The Budget Cycle

Fair Warning: This is not for novices and beginners. You need to have gone through several “…101” courses (Evasion 101, Misleading 101 and Cover-Up 101 to name a few) to be admitted to this Game of Budgets.

Every organization believes that if every department and every area of business is tied to a strict budget, things will automatically be under control. The corporate mantra for governance is ‘budget versus actual’. It is therefore no surprise that seeking and getting sumptuous budgets approved feels like a real life enactment of Hunger Games.

Though the budgetary cycle is only an annual affair (incidentally, ensuring job security for hundreds of spreadsheet-wielding finance wizards and their deputies), if you are responsible for running anything at all in your company, you do not rest for one minute from thinking about past/future budgets. The cornerstone of your planning should always be more ‘projects’ on your list than anyone or any organization can dream of completing in centuries. For example, if you are a Facilities Manager, you need to have an endless array of ‘to-do’ items such as ‘repaint the underside of shelves in the records room’, ‘enlarge the company logo displayed all over the office’, ‘increase the number of water fountains in the cafeteria’ and ‘change the ringtone on all phones in the office’. Moreover, to ensure that you get noticed at the right time by the right people, you also should have a sprinkling of projects such as, ‘change the color of the one-month old carpet in the CEO’s office’ and ‘replace the coffee maker in the Board room twice a month’.
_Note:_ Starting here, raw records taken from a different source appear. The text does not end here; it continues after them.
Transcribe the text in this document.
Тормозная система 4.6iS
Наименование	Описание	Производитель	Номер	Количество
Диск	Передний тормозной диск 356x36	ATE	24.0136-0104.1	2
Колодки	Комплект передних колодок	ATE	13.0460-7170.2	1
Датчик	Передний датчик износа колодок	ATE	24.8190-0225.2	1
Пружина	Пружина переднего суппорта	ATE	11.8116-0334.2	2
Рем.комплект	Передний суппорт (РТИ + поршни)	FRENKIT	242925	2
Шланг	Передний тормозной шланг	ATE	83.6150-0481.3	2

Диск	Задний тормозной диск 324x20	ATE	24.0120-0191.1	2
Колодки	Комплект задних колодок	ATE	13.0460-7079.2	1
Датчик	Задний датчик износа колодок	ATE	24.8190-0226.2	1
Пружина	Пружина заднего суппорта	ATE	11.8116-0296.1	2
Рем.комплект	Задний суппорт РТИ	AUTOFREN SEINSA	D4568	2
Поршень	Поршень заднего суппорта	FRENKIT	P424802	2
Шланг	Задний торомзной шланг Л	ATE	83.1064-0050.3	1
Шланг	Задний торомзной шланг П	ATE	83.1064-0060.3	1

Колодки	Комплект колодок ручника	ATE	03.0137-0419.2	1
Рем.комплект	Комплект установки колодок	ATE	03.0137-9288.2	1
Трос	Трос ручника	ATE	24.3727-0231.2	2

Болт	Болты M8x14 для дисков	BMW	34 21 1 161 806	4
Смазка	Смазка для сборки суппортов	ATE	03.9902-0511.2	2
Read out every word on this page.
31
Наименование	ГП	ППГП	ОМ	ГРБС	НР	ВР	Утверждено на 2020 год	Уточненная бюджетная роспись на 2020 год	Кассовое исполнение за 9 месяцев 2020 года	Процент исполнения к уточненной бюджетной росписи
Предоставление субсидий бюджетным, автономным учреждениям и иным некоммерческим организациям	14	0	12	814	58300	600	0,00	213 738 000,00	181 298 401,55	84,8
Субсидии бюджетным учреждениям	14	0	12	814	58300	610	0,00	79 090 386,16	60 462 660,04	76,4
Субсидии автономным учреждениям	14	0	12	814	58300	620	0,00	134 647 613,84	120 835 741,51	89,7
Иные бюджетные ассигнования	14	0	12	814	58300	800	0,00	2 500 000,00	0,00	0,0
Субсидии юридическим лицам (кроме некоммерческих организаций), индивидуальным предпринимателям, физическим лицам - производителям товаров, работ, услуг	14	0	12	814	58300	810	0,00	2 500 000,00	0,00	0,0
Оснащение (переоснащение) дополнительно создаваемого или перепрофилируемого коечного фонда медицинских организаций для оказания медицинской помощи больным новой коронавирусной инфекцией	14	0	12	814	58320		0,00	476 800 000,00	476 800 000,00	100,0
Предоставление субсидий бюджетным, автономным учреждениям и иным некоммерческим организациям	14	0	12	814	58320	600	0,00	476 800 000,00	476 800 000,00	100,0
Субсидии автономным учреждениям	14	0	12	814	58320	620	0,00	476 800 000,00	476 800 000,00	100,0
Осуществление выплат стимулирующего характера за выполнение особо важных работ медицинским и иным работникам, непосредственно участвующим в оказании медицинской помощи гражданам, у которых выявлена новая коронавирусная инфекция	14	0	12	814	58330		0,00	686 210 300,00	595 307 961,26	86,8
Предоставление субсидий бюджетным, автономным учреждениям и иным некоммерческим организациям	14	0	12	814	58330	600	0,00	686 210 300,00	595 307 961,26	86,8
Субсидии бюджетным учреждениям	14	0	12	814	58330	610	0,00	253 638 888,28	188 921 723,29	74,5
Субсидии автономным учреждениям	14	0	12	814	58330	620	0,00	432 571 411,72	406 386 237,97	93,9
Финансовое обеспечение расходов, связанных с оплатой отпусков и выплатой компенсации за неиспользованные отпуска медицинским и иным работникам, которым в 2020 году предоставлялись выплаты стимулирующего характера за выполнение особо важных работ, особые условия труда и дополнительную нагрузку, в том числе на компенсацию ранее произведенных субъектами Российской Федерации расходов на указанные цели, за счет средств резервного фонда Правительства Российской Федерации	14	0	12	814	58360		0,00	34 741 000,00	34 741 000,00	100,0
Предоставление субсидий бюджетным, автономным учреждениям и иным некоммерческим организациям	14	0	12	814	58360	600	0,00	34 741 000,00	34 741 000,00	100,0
A golden rule in budgetary exercises is to be aware of past ‘performance’. As a departmental head, you never want to be in a situation of having underspent or underutilized the previous year’s budget. This is like signing your own death warrant by inviting a lower budget for the coming year. Therefore, you keep a very close eye on what you are (not) spending throughout the year, especially accelerating your spend, if needed, towards the end.

A common topic, which is inevitably linked to monetary budgets, is the issue of headcount. Managers fighting for an increase (or against reduction, during desperate times), is a familiar scene in all organizations. The savvy manager stays ahead of the pack by using colorful presentations of the innumerable tasks (refer earlier description of ‘list of projects’) that her team has to take care of. For good effect, the resources are divided and subdivided into minute ‘buckets’ to project an image of insufficient staffing for every task. For example, the above-mentioned Facilities Manager would classify her mail-room staff into those responsible for sorting Fedex packets; sorting UPS packages arriving in the afternoon; delivering confidential, priority mail to ‘C’ level executives; and so on. Divide and Conquer of sorts, I suppose.

The grand finale of any budget exercise is the meeting of the apex committee for final approval. Needless to say, several sub-committees would already have done their work and filtered out the less fortunate departments’ requests. Interestingly, significant budget allocations are in order for these sub-committees themselves. Many a time, these committees are master show pieces to demonstrate company wide ‘participation’ while all the shots are, by default, called by the ‘Chief of Staff’, who has the ear of the CEO and others on the top floor.

In line with all corporate meetings, the apex committee uses a randomization algorithm to cut or approve various budget requests – such randomization ensures an atmosphere of luck and chance, rather than one of need and purpose. And then, everyone moves on to preparations for the next cycle, providing an opportunity for the losers to have one more try.